If you have children who are under the age of 18, you should consider who would look after them after your death. This person is known as a “guardian”.
Finally you need to consider who will be the “Executors” of your Will. Executors are responsible for dealing with your estate and distributing it in accordance with the terms of your Will after you have died.
Why Should I Use a Solicitor?
Making your Last Will and Testament can often present you with some difficult decisions. Your estate may also be liable to pay inheritance tax if it is worth more than a certain amount. There is plenty to think about when making a Will and using a solicitor to help you plan and ensure that you have considered every possible angle to make the process easier.
Our Wills service is designed to help you make a Will that is fit for purpose and which takes into account your individual circumstances. No two people or families are ever the same and we will take the time to discuss your individual circumstances with you and suggest a solution that works for you and your family and your particular circumstances.
How much does it cost to make a Will?
The cost of making a Will depends on how complex the Will needs to be. Our charges are set out here: https://sasdaniels.co.uk/personal/wills/costs/
How can SAS Daniels help with your Will?
More important than the Will is the planning behind it. The Will is just the end product which, when drafted correctly can make sure your affairs are in order, appoint trusted guardians for your children and also detail your final wishes. This can give you real peace of mind and avoid any misunderstandings in the future.
Our specialist team will take the time to meet with you and talk about your individual circumstances. By doing this, we can make sure that your Will reflects the choices you want to make.

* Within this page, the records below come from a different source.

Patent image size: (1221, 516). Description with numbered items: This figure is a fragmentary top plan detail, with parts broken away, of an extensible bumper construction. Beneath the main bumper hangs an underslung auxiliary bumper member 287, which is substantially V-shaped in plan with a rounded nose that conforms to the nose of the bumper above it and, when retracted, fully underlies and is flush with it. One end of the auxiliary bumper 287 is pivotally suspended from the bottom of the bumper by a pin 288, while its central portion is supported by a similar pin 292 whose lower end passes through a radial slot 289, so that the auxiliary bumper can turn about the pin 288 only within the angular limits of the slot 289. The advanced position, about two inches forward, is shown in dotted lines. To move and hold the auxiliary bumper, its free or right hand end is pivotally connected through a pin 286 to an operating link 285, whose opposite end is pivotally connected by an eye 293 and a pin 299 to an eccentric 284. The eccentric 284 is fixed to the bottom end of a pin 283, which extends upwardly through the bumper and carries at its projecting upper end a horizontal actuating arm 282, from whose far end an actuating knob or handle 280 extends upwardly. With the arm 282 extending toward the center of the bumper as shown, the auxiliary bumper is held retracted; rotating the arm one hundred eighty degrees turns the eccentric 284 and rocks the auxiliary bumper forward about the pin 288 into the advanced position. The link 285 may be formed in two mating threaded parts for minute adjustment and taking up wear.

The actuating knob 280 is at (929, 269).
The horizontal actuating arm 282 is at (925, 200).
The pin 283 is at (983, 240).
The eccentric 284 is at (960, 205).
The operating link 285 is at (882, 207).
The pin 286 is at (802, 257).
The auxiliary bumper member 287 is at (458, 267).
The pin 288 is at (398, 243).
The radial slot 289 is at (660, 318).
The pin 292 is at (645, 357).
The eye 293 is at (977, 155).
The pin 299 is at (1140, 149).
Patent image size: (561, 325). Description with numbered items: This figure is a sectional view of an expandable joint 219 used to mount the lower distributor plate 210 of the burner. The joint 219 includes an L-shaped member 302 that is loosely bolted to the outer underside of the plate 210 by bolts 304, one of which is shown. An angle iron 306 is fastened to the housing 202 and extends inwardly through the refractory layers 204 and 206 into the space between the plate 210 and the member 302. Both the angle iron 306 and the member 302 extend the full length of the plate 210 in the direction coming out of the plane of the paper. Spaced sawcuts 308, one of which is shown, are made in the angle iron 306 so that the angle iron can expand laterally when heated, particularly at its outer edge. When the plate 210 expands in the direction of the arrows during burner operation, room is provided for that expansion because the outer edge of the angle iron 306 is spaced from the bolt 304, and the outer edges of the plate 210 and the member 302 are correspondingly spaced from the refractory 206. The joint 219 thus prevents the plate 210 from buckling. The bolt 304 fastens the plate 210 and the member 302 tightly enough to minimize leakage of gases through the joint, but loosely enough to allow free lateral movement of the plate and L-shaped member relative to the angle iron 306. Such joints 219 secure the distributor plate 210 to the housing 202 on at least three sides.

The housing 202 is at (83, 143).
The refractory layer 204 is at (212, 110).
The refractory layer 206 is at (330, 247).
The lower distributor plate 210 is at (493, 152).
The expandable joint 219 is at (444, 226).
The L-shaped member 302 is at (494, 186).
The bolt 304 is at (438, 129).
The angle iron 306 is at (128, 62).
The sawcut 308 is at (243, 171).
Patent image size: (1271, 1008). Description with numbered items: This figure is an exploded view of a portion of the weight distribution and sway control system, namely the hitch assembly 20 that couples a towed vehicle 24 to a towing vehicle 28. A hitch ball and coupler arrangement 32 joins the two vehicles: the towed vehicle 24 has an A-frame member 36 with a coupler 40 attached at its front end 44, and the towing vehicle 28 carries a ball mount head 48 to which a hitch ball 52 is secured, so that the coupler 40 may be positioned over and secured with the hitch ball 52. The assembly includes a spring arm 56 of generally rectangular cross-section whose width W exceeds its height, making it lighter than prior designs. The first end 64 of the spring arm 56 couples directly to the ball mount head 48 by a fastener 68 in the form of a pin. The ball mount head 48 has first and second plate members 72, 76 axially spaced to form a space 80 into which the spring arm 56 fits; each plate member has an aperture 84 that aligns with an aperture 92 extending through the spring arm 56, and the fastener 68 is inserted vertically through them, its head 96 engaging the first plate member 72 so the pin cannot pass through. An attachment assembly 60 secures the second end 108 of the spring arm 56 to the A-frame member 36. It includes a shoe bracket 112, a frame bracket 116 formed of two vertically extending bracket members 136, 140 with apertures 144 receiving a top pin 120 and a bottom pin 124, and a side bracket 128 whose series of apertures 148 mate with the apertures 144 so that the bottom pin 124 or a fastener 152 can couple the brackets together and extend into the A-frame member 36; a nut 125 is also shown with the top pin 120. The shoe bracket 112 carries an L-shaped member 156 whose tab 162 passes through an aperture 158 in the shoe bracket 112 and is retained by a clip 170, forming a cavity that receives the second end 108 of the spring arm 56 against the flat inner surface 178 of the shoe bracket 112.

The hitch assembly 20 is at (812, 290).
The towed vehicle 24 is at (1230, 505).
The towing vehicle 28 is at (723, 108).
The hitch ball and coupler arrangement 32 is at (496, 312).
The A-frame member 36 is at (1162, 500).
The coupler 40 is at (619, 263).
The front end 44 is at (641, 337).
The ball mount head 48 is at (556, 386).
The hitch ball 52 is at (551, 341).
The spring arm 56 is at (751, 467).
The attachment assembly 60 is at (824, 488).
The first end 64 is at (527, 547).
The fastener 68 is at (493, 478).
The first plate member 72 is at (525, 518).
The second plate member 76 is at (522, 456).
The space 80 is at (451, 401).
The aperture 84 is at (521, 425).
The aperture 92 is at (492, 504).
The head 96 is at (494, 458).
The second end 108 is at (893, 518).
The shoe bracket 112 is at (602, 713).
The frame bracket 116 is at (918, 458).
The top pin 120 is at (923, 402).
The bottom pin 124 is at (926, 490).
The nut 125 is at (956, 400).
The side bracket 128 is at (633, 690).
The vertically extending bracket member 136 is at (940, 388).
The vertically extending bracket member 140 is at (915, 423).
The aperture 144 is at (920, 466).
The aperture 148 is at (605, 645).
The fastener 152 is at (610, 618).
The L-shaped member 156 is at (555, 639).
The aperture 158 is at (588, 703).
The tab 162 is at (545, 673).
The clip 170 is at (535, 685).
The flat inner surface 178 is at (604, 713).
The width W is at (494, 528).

When created, the person making a Will must not be influenced by others. With this in mind our team will insist on seeing the person making the Will by themselves. If you are housebound and cannot come to one of our offices, our team will come to you.
By drafting your Will, we can also help you distribute your estate in the most tax efficient way and help you ring-fence assets for your family and future generations in the event that circumstances change, for example death, divorce, bankruptcy or entering long term care. We will leave you with the knowledge and confidence that your assets are fully protected and you don’t have to worry about any family disputes after your death.
If you are preparing to make or change a Will, you can download our making a Will preparation questionnaire to help you make sure everything is covered and that nothing is left out of your Will.
Our Wills service will always involve an initial meeting of around 1 hour with you. This meeting allows us to discuss your personal circumstances in depth, to understand the assets that you have and any tax issues that there may be. We will ask you questions about your personal and family circumstances so that we can understand the dynamics of your family. Following the meeting, we will create a draft Will for you which we will send to you with a comprehensive report, explaining each provisions and covering anything else that we have discussed with you. Once you are happy with the draft Will, we will arrange another meeting to sign the Will, making sure that it is executed properly and that all legal formalities are complied with. We will also safely store the original Will for you.